The Supreme Court’s ruling in Padi Kaushik Reddy v. State of Telangana (2025) exemplifies this challenge. The case came up after three Bharat Rashtra Samithi MLAs defected to the ruling Congress in 2024. Petitions seeking their disqualification were filed before the Speaker of the Telangana Assembly, who kept them pending, allegedly for political reasons. A single judge bench of the High Court directed the Assembly Secretary to place the petitions before the Speaker and ensure a hearing schedule. Disagreeing, the division bench quashed the order, holding — contrary to the prevailing Indian jurisprudence — that courts cannot fix timelines for the Speaker under the Tenth Schedule. By the time the matter reached the Supreme Court, significant time had passed.
This very fear of delay was foreseen during the parliamentary debates of 1985. Parliament chose to vest decision-making power in the Speaker, not the Courts or the Election Commission, to ensure the swift disposal of petitions. The worry was that judicial procedures would consume time and deny rightful representation to the electorate.
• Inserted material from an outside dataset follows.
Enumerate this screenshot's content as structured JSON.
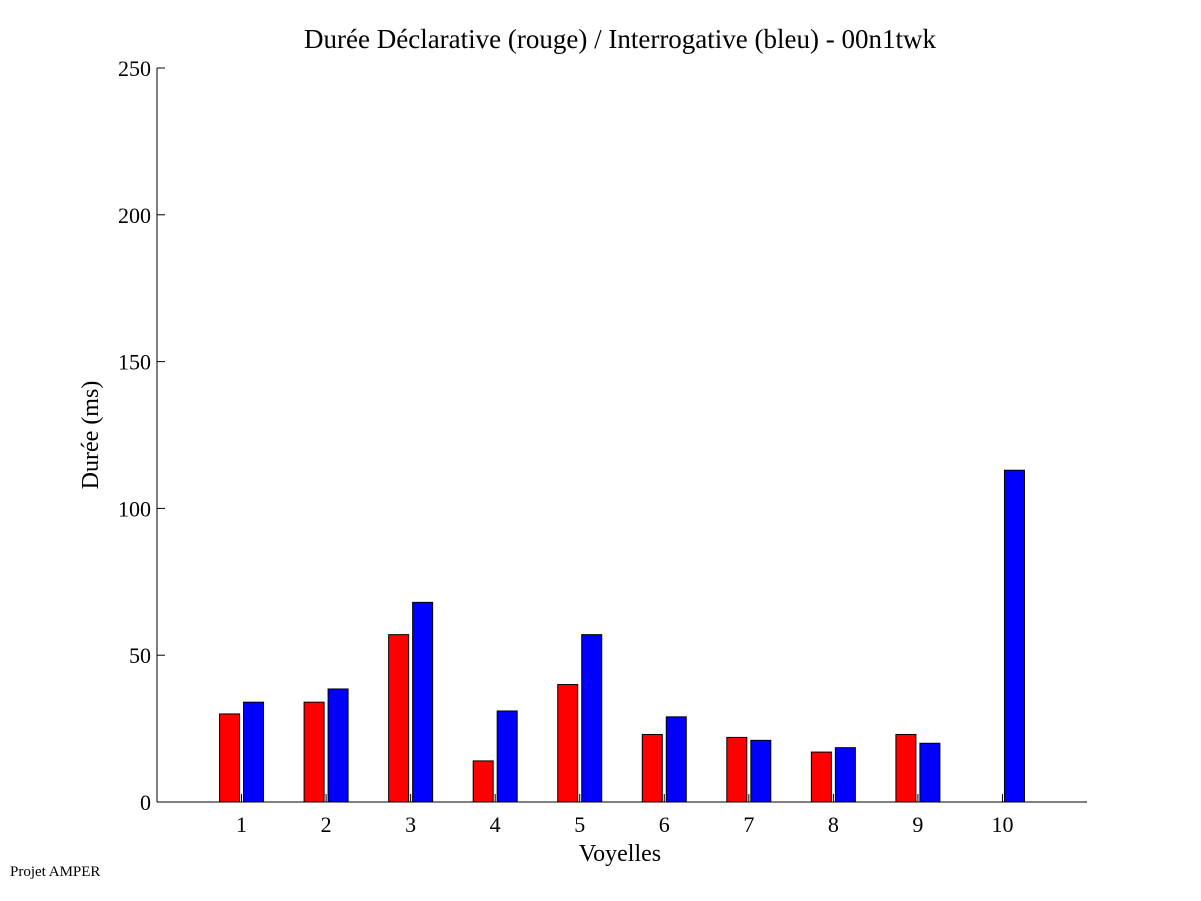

Yet, no statutory limits were set on the Speaker’s discretion, perhaps because the law’s immediate purpose — when it was introduced — was to prevent the elected members of the Congress party from defecting to the opposition, a pattern that gave a blow to Congress in several states. Even so, Congress leader Priya Ranjan Dasmunsi had cautioned: “Now, in regard to a dispute regarding a member, the matter will be referred to the Presiding Officer, but no time limit has been fixed. I would request that in the next session, the time limit be fixed within which the Speaker has to announce his decision. If he keeps it pending for three to four months, it should not be allowed.” His words now seem to be prophetic. Across the country, Speakers have used inaction to shield defectors, hollowing out the law itself.
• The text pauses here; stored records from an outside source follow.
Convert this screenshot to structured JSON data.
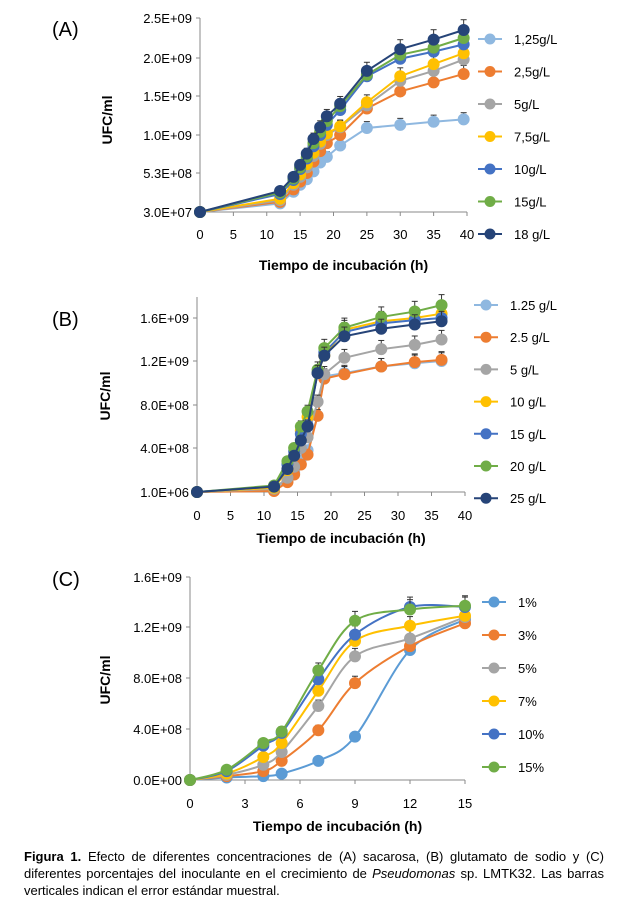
{
  "chart_data": [
    {
      "type": "line",
      "panel_label": "(A)",
      "xlabel": "Tiempo de incubación (h)",
      "ylabel": "UFC/ml",
      "xticks": [
        "0",
        "5",
        "10",
        "15",
        "20",
        "25",
        "30",
        "35",
        "40"
      ],
      "yticks": [
        "3.0E+07",
        "5.3E+08",
        "1.0E+09",
        "1.5E+09",
        "2.0E+09",
        "2.5E+09"
      ],
      "xlim": [
        0,
        40
      ],
      "ylim": [
        30000000,
        2500000000
      ],
      "x": [
        0,
        12,
        14,
        15,
        16,
        17,
        18,
        19,
        21,
        25,
        30,
        35,
        39.5
      ],
      "series": [
        {
          "name": "1,25g/L",
          "color": "#8fb8e0",
          "values": [
            30000000,
            140000000,
            290000000,
            380000000,
            450000000,
            550000000,
            660000000,
            730000000,
            870000000,
            1090000000,
            1130000000,
            1170000000,
            1200000000
          ]
        },
        {
          "name": "2,5g/L",
          "color": "#ed7d31",
          "values": [
            30000000,
            160000000,
            320000000,
            420000000,
            530000000,
            670000000,
            800000000,
            900000000,
            1000000000,
            1340000000,
            1560000000,
            1680000000,
            1790000000
          ]
        },
        {
          "name": "5g/L",
          "color": "#a5a5a5",
          "values": [
            30000000,
            180000000,
            380000000,
            480000000,
            600000000,
            740000000,
            890000000,
            1000000000,
            1100000000,
            1380000000,
            1700000000,
            1830000000,
            1980000000
          ]
        },
        {
          "name": "7,5g/L",
          "color": "#ffc000",
          "values": [
            30000000,
            200000000,
            400000000,
            510000000,
            640000000,
            780000000,
            920000000,
            1020000000,
            1110000000,
            1420000000,
            1760000000,
            1920000000,
            2060000000
          ]
        },
        {
          "name": "10g/L",
          "color": "#4472c4",
          "values": [
            30000000,
            260000000,
            440000000,
            580000000,
            710000000,
            860000000,
            1000000000,
            1130000000,
            1320000000,
            1760000000,
            1990000000,
            2080000000,
            2170000000
          ]
        },
        {
          "name": "15g/L",
          "color": "#70ad47",
          "values": [
            30000000,
            280000000,
            460000000,
            600000000,
            730000000,
            900000000,
            1040000000,
            1180000000,
            1370000000,
            1780000000,
            2040000000,
            2130000000,
            2250000000
          ]
        },
        {
          "name": "18 g/L",
          "color": "#264478",
          "values": [
            30000000,
            300000000,
            480000000,
            630000000,
            770000000,
            950000000,
            1100000000,
            1240000000,
            1400000000,
            1830000000,
            2110000000,
            2230000000,
            2350000000
          ]
        }
      ],
      "error_bars": true
    },
    {
      "type": "line",
      "panel_label": "(B)",
      "xlabel": "Tiempo de incubación (h)",
      "ylabel": "UFC/ml",
      "xticks": [
        "0",
        "5",
        "10",
        "15",
        "20",
        "25",
        "30",
        "35",
        "40"
      ],
      "yticks": [
        "1.0E+06",
        "4.0E+08",
        "8.0E+08",
        "1.2E+09",
        "1.6E+09"
      ],
      "xlim": [
        0,
        40
      ],
      "ylim": [
        1000000,
        1800000000
      ],
      "x": [
        0,
        11.5,
        13.5,
        14.5,
        15.5,
        16.5,
        18,
        19,
        22,
        27.5,
        32.5,
        36.5
      ],
      "series": [
        {
          "name": "1.25 g/L",
          "color": "#8fb8e0",
          "values": [
            0,
            20000000,
            100000000,
            180000000,
            300000000,
            380000000,
            700000000,
            1060000000,
            1090000000,
            1150000000,
            1180000000,
            1200000000
          ]
        },
        {
          "name": "2.5 g/L",
          "color": "#ed7d31",
          "values": [
            0,
            10000000,
            90000000,
            160000000,
            250000000,
            340000000,
            700000000,
            1040000000,
            1080000000,
            1150000000,
            1190000000,
            1210000000
          ]
        },
        {
          "name": "5 g/L",
          "color": "#a5a5a5",
          "values": [
            0,
            30000000,
            130000000,
            230000000,
            400000000,
            500000000,
            830000000,
            1080000000,
            1230000000,
            1310000000,
            1350000000,
            1400000000
          ]
        },
        {
          "name": "10 g/L",
          "color": "#ffc000",
          "values": [
            0,
            40000000,
            200000000,
            330000000,
            560000000,
            690000000,
            1090000000,
            1250000000,
            1490000000,
            1570000000,
            1600000000,
            1640000000
          ]
        },
        {
          "name": "15 g/L",
          "color": "#4472c4",
          "values": [
            0,
            50000000,
            250000000,
            370000000,
            530000000,
            610000000,
            1090000000,
            1280000000,
            1470000000,
            1550000000,
            1580000000,
            1600000000
          ]
        },
        {
          "name": "20 g/L",
          "color": "#70ad47",
          "values": [
            0,
            60000000,
            280000000,
            400000000,
            600000000,
            740000000,
            1120000000,
            1320000000,
            1510000000,
            1610000000,
            1660000000,
            1720000000
          ]
        },
        {
          "name": "25 g/L",
          "color": "#264478",
          "values": [
            0,
            50000000,
            210000000,
            330000000,
            470000000,
            600000000,
            1090000000,
            1250000000,
            1430000000,
            1500000000,
            1540000000,
            1570000000
          ]
        }
      ],
      "error_bars": true
    },
    {
      "type": "line",
      "panel_label": "(C)",
      "xlabel": "Tiempo de incubación (h)",
      "ylabel": "UFC/ml",
      "xticks": [
        "0",
        "3",
        "6",
        "9",
        "12",
        "15"
      ],
      "yticks": [
        "0.0E+00",
        "4.0E+08",
        "8.0E+08",
        "1.2E+09",
        "1.6E+09"
      ],
      "xlim": [
        0,
        15
      ],
      "ylim": [
        0,
        1600000000
      ],
      "x": [
        0,
        2,
        4,
        5,
        7,
        9,
        12,
        15
      ],
      "series": [
        {
          "name": "1%",
          "color": "#5b9bd5",
          "values": [
            0,
            20000000,
            30000000,
            50000000,
            150000000,
            340000000,
            1020000000,
            1260000000
          ]
        },
        {
          "name": "3%",
          "color": "#ed7d31",
          "values": [
            0,
            30000000,
            70000000,
            150000000,
            390000000,
            760000000,
            1050000000,
            1230000000
          ]
        },
        {
          "name": "5%",
          "color": "#a5a5a5",
          "values": [
            0,
            40000000,
            120000000,
            220000000,
            580000000,
            970000000,
            1110000000,
            1280000000
          ]
        },
        {
          "name": "7%",
          "color": "#ffc000",
          "values": [
            0,
            50000000,
            180000000,
            290000000,
            700000000,
            1090000000,
            1210000000,
            1290000000
          ]
        },
        {
          "name": "10%",
          "color": "#4472c4",
          "values": [
            0,
            70000000,
            270000000,
            370000000,
            790000000,
            1140000000,
            1360000000,
            1360000000
          ]
        },
        {
          "name": "15%",
          "color": "#70ad47",
          "values": [
            0,
            80000000,
            290000000,
            380000000,
            860000000,
            1250000000,
            1340000000,
            1370000000
          ]
        }
      ],
      "error_bars": true
    }
  ],
  "caption": {
    "bold": "Figura 1.",
    "text_1": " Efecto de diferentes concentraciones de (A) sacarosa, (B) glutamato de sodio y (C) diferentes porcentajes del inoculante en el crecimiento de ",
    "italic": "Pseudomonas",
    "text_2": " sp. LMTK32. Las barras verticales indican el error estándar muestral."
  }
}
In Padi Kaushik Reddy, the SC revisited its precedents. Referring to Kihoto Hollohan v. Zachillhu (1992), it reiterated that while the Speaker’s procedural role and actions are immune from judicial review under Articles 122 and 212 of the Constitution, decisions on disqualification petitions are judicial in nature and subject to review on limited grounds such as mala fides, perversity, or jurisdictional error.
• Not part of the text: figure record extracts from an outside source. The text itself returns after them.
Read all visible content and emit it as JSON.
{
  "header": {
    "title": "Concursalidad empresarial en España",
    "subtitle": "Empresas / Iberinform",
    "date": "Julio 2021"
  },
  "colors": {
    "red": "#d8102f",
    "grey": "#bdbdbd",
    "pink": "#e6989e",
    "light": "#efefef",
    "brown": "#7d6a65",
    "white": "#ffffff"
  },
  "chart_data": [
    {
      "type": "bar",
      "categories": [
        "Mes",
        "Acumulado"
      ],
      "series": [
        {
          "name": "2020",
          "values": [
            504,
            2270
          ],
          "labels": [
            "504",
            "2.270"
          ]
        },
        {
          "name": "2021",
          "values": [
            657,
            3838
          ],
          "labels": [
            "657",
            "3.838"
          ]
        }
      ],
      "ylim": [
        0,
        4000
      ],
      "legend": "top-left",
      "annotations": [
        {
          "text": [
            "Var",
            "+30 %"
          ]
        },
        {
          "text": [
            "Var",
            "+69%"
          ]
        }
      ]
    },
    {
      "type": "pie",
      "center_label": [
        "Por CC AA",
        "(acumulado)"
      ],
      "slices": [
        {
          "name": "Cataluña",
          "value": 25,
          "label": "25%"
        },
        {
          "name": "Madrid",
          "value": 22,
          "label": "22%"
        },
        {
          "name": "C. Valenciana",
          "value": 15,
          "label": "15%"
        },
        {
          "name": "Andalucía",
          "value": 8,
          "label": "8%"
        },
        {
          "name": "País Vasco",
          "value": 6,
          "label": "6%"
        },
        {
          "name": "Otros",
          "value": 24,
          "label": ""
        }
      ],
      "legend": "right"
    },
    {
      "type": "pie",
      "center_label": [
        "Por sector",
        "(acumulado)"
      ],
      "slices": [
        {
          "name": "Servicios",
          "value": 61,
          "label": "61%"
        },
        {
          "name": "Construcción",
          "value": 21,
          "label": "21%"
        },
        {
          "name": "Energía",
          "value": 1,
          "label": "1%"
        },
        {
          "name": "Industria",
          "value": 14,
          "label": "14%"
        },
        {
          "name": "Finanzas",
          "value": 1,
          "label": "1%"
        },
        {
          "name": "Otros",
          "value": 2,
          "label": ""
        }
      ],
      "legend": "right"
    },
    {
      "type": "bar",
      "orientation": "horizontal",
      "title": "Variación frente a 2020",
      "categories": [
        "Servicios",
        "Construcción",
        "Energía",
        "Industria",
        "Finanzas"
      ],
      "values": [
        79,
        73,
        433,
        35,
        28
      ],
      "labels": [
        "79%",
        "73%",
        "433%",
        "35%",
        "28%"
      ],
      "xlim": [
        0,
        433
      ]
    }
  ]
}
Relying on Rajendra Singh Rana & Ors v. Swami Prasad Maurya & Ors (2007), the Court stressed that failure to exercise jurisdiction cannot excuse inaction. In the above-mentioned case, given excessive delay and the impending dissolution of the Assembly, the Court directly decided disqualification without remanding the matter back to the Speaker. Similarly, in Keisham Meghachandra Singh v. Speaker, Manipur Legislative Assembly (2020), the Court had imposed a four-week limit for deciding petitions, recognising that delay itself defeats the law. The Court also observed that Speakers should normally conclude matters within three months.
Against this backdrop, paragraphs 93 to 95 of the Padi Kaushik judgment are telling. The Court reaffirmed that while it cannot mechanically dictate timelines, indefinite silence renders the Tenth Schedule meaningless. The Speaker is under a constitutional duty to act within a reasonable time. Where this duty is breached, judicial review may not prescribe rigid deadlines but can intervene to ensure that the law’s very purpose of curbing defections is not frustrated.
The judgment lays bare the core dilemma. The Tenth Schedule vests power in the Speaker on the assumption that constitutional morality will guide him. But as the 1985 debates and repeated judicial interventions reveal, this assumption has not held. The Speaker’s inaction, warned against four decades ago by parliamentarians like Dasmunsi, remains the law’s Achilles’ heel.
The Supreme Court has once again underlined the problem, while exercising restraint so as not to encroach upon the legislature’s domain. Unless parliament amends the law to fix a clear timeline or shifts adjudication to an independent authority, the anti-defection regime will continue to be hollowed out by seemingly partisan Speakers.
The “evil of political defections” that the framers sought to eradicate thus survives — not because the law is absent, but because its custodian refuses to act.